Actually, this poor amateur is quite aware that articles often end with a summation of the potential significance of the argument's conclusion and that a reviewer or editor would suggest one if needed.  But the idea that it's normal for such a conclusion to declare that all future comment on the relevant texts need to take this obscure paper by a nobody into account and all reference works need to amended to "reflect this finding" is simply hilarious.  Most actual scholars, at the very least, pretend to some kind of modesty and humility.  Luckily for us he stopped short of ordering that heralds with trumpets of silver declare his genius from every street corner while he rides through all the land in a gilded chariot wearing a laurel crown and all other scholars bow low as he passes.  Perhaps that part was removed by the editor.

This is, remember, a guy who wasted the critical years after his graduation indulging in his hobbies (supported by his long-suffering wife) and so failed to secure any significant academic appointment.  A guy whose H-index rating is in the toilet.  And a guy who wrote that ringing endorsement of his own paper above four years ago and has since seen it cited by ... ummm, well, no-one.  As Carrier would say, "Ooops!"

But if anyone thinks I have been uncharitable to Carrier in this post, I can assure you that I am quite the opposite.  Literally.  You see, as I mentioned above, Carrier has separated from his wife Jenn after cheating on her and so cut himself off from his former gravy train.  So it seems his main sources of income are speaking fees at various atheist and skeptics gatherings and sponsorship via the Patreon crowd-funding site.  And it appears things aren't going so well for him.

His Patreon page tells us that he has luckily "escaped the interdepartmental politics and tanking fortunes of the formal academy to write independently and pursue his interests as an educator, activist, historian, and philosopher", which is a dizzying spin on "I've failed to get an actual academic job".  He also formerly listed his annual income there, which was shockingly low.  So being a kindly and noble sort of humanist, I have become a patron of Dr Richard Carrier, PhD (who has a doctorate).  It would be cruel to see the poor little chap waste away.

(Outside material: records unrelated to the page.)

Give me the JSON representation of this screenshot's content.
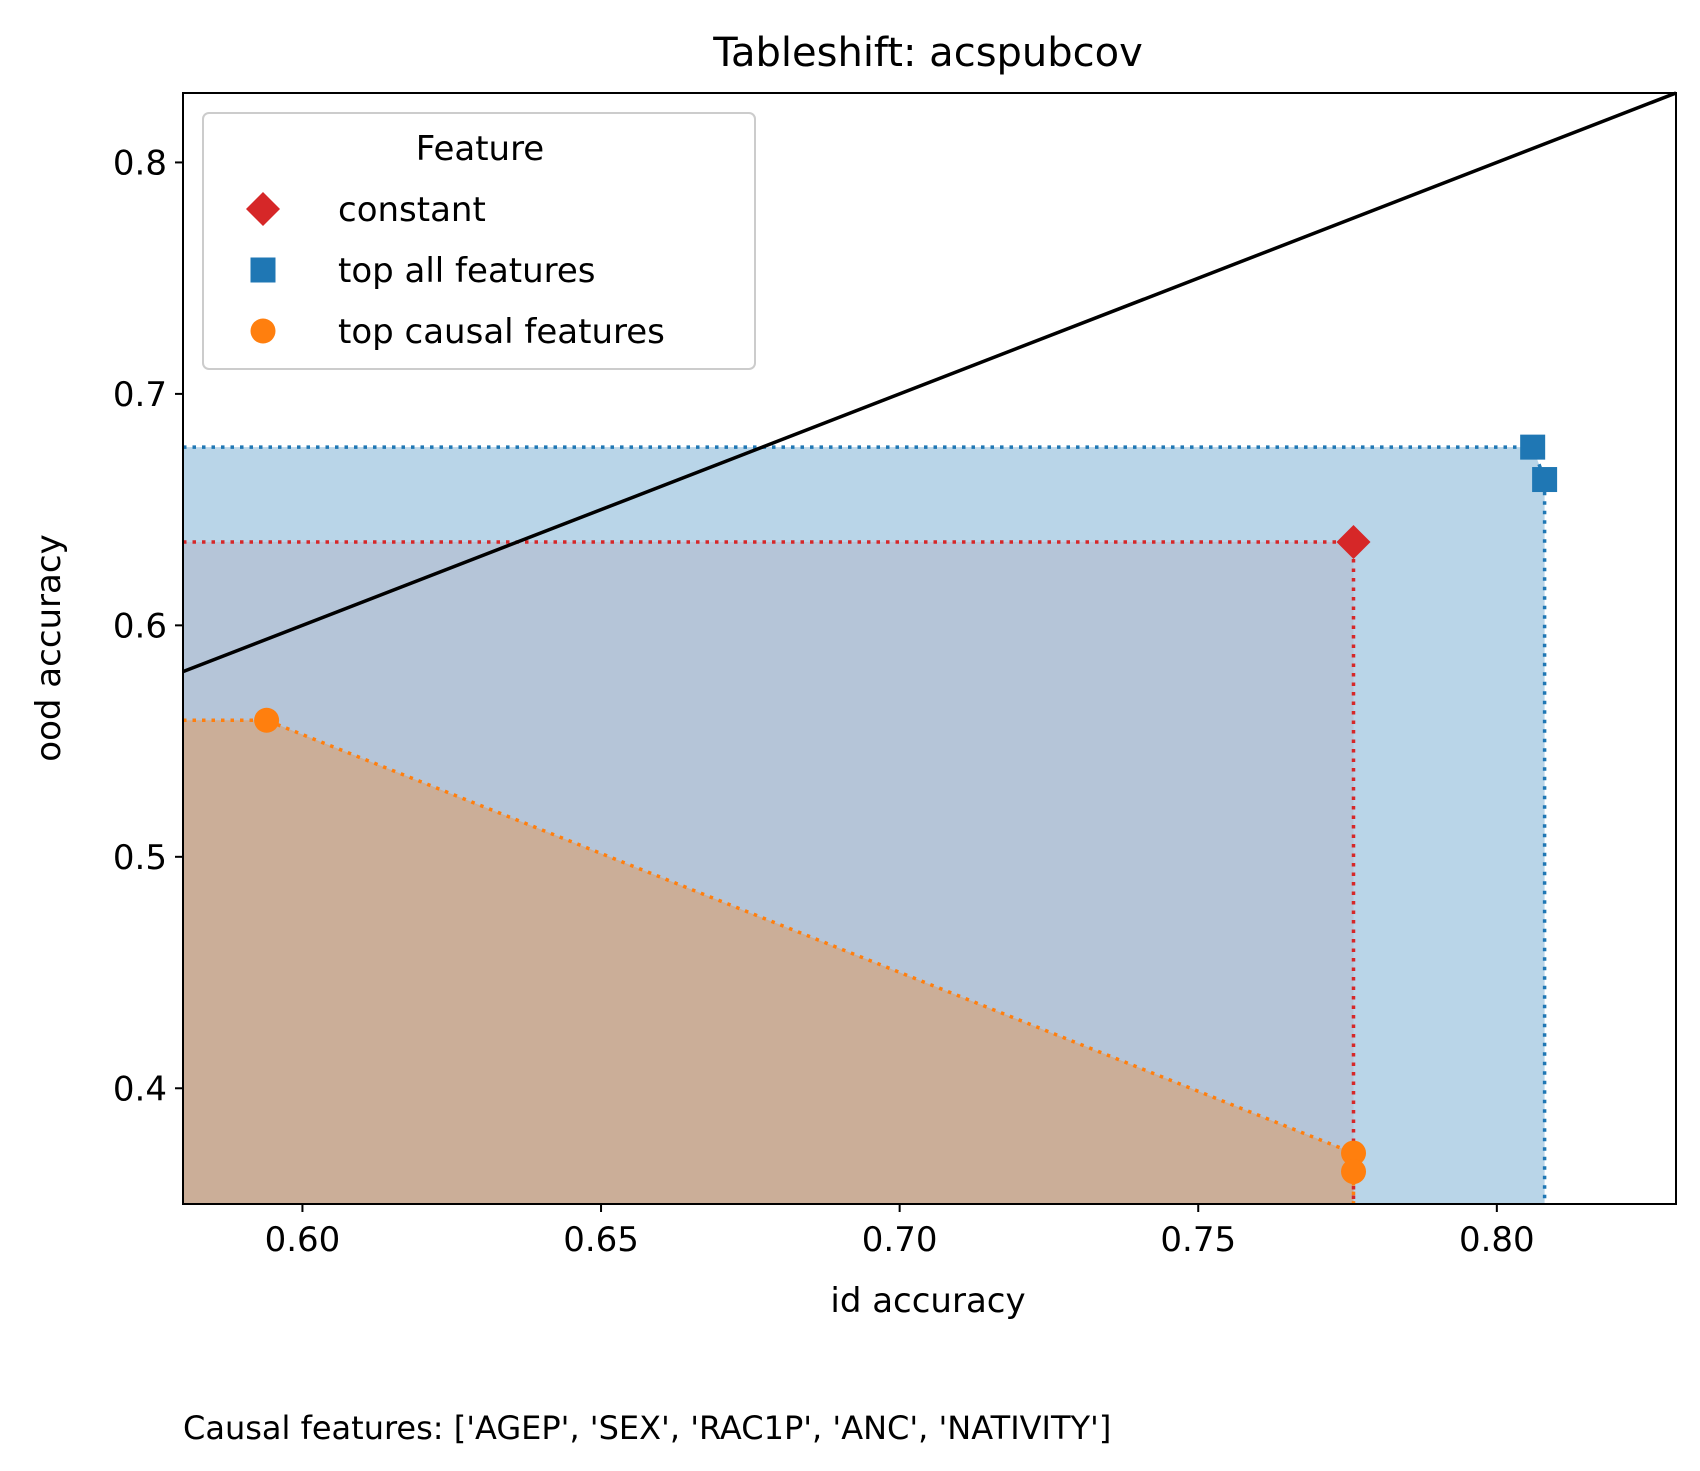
{
  "chart_data": {
    "type": "scatter",
    "title": "Tableshift: acspubcov",
    "xlabel": "id accuracy",
    "ylabel": "ood accuracy",
    "xlim": [
      0.58,
      0.83
    ],
    "ylim": [
      0.35,
      0.83
    ],
    "x_ticks": [
      0.6,
      0.65,
      0.7,
      0.75,
      0.8
    ],
    "x_tick_labels": [
      "0.60",
      "0.65",
      "0.70",
      "0.75",
      "0.80"
    ],
    "y_ticks": [
      0.4,
      0.5,
      0.6,
      0.7,
      0.8
    ],
    "y_tick_labels": [
      "0.4",
      "0.5",
      "0.6",
      "0.7",
      "0.8"
    ],
    "diagonal": {
      "from": [
        0.58,
        0.58
      ],
      "to": [
        0.83,
        0.83
      ],
      "color": "#000000"
    },
    "legend": {
      "title": "Feature",
      "placement": "upper-left",
      "entries": [
        "constant",
        "top all features",
        "top causal features"
      ]
    },
    "series": [
      {
        "name": "constant",
        "marker": "diamond",
        "color": "#d62728",
        "points": [
          [
            0.776,
            0.636
          ]
        ],
        "frontier": [
          [
            0.776,
            0.636
          ]
        ],
        "shade": null
      },
      {
        "name": "top all features",
        "marker": "square",
        "color": "#1f77b4",
        "points": [
          [
            0.806,
            0.677
          ],
          [
            0.808,
            0.663
          ]
        ],
        "frontier": [
          [
            0.806,
            0.677
          ],
          [
            0.808,
            0.663
          ]
        ],
        "shade": "#b9d5e8"
      },
      {
        "name": "top causal features",
        "marker": "circle",
        "color": "#ff7f0e",
        "points": [
          [
            0.594,
            0.559
          ],
          [
            0.776,
            0.372
          ],
          [
            0.776,
            0.364
          ]
        ],
        "frontier": [
          [
            0.594,
            0.559
          ],
          [
            0.776,
            0.372
          ]
        ],
        "shade": "#cbae98"
      }
    ],
    "constant_shade": "#b5c5d8",
    "footnote": "Causal features: ['AGEP', 'SEX', 'RAC1P', 'ANC', 'NATIVITY']"
  }
}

And it appears I've done so in the very nick of time!  Carrier, who has in recent years hitched himself to the bandwagon of "Atheism +" - a social justice advocacy sub-movement aimed at "countering misogyny, racism, homo/bi/transphobia, ableism and other such bigotry inside and outside of the atheist community" - has been an outspoken critic of sexism and sexual harassment in atheist circles.  He led the torches-and-pitchforks brigade against skeptic Michael Shermer when the latter was accused of sexual harassment and sexual assault at various skeptics events, writing another of his inventively titled posts, "Michael Shermer: Rapist or Sleaze? (Unless Box Checked for Other)".  In it he maintains a zero tolerance approach to those who are accused of such behaviour in the name if the principles of "Atheism +".

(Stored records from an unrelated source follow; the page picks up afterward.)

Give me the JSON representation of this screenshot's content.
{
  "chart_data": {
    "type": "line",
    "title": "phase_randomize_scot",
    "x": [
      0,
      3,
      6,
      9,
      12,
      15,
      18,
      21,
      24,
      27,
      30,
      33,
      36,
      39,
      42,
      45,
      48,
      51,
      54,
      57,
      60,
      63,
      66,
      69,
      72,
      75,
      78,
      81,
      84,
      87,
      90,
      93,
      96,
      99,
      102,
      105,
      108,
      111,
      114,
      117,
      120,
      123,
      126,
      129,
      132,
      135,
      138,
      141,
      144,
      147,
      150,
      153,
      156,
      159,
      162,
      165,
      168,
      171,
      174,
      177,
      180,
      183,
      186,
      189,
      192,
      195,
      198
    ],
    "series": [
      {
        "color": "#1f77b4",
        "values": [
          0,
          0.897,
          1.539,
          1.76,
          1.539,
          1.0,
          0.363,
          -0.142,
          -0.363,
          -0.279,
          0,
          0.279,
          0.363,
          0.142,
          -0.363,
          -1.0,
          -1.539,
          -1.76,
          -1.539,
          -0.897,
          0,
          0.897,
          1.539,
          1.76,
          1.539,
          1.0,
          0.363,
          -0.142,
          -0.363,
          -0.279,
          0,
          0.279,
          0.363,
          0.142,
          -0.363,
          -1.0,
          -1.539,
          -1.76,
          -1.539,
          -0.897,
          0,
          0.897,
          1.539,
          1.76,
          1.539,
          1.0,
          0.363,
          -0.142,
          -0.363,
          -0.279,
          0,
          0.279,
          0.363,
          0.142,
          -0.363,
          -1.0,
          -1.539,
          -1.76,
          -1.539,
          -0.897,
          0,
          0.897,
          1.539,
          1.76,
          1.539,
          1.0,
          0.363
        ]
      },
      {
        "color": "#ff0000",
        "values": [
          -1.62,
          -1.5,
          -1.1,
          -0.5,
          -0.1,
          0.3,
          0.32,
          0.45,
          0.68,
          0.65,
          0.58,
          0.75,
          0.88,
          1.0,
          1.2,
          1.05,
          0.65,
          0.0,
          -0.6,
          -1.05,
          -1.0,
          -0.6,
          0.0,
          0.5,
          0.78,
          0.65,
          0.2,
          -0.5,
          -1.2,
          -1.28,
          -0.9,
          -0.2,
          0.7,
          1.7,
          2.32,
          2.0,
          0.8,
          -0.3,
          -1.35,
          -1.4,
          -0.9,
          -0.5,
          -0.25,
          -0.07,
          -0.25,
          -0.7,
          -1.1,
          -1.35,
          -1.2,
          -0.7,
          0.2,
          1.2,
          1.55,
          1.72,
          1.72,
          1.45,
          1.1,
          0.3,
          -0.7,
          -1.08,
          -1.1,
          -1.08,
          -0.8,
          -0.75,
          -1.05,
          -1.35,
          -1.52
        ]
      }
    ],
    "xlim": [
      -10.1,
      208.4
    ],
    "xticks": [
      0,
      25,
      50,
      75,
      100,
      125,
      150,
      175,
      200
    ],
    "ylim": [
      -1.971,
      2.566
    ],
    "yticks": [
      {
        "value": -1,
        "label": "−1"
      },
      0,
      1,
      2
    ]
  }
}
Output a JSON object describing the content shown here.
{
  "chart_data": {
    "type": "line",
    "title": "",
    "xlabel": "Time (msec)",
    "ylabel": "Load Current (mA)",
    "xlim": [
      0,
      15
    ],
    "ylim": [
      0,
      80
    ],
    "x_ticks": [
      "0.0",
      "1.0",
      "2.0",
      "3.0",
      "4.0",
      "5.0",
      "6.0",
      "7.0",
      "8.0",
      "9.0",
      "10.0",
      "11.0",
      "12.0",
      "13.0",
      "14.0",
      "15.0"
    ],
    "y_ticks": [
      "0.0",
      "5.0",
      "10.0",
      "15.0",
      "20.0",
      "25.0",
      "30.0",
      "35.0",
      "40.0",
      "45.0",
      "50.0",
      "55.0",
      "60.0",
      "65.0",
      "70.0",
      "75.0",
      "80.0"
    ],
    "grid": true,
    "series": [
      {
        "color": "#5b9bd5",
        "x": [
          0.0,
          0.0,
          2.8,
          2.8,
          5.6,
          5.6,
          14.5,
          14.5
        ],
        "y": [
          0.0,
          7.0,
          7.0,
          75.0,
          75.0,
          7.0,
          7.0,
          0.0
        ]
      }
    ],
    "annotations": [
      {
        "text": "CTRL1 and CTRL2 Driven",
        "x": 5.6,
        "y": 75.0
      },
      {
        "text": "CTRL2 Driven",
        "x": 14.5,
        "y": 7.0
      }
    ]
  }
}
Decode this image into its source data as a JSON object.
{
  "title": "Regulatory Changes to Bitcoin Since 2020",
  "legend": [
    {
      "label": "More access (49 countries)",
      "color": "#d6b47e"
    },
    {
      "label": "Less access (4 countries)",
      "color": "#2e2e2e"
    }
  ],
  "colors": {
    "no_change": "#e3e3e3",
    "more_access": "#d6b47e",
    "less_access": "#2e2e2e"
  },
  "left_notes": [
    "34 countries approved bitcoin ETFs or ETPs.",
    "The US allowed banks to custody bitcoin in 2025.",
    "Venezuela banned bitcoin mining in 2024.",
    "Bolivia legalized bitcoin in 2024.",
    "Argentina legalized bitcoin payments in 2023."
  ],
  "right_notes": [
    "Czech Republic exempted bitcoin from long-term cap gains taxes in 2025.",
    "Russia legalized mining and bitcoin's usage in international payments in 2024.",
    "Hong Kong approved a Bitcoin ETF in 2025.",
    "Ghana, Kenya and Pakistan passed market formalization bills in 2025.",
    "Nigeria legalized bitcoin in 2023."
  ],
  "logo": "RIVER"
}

So many have noted the profound irony that it is now Carrier himself who has been accused of being a serial sexual harasser.  As a result, he's been banned as speaker from the Skepticon convention and has had his blog at FreethoughtBlogs suspended.

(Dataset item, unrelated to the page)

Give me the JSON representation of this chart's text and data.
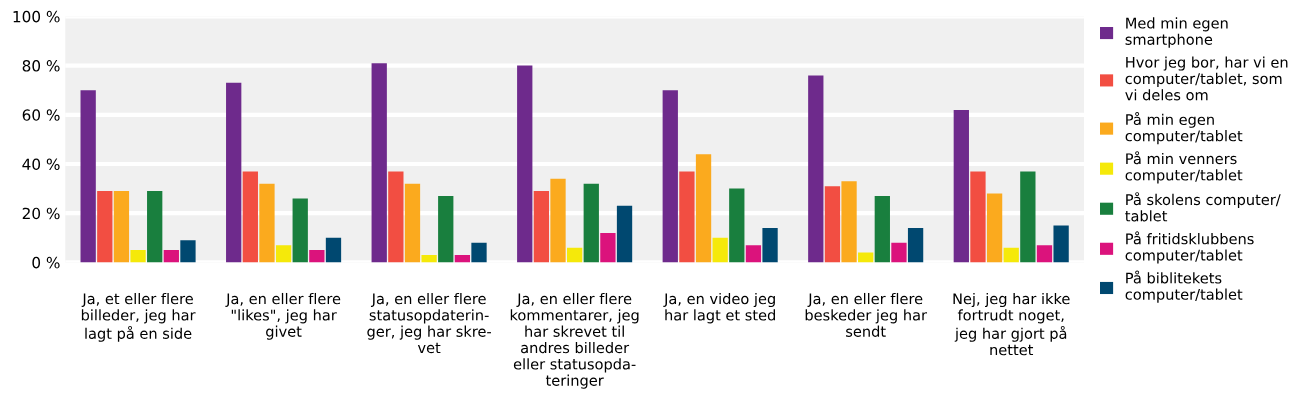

Thus it's the least I can do, given my highly successful career, extremely good income and more than comfortable lifestyle, to help out a man in need.  Apparently he is going to fight the harassment allegations in court and is no doubt assembling the best crack team of razor-sharp legal minds that a guy who barely clears $25k a year can afford.  And perhaps if he has some money left over from that he can buy himself a ukulele and go to a party to hang out with younger women.  He could probably do with some relaxation about now, poor little fellow.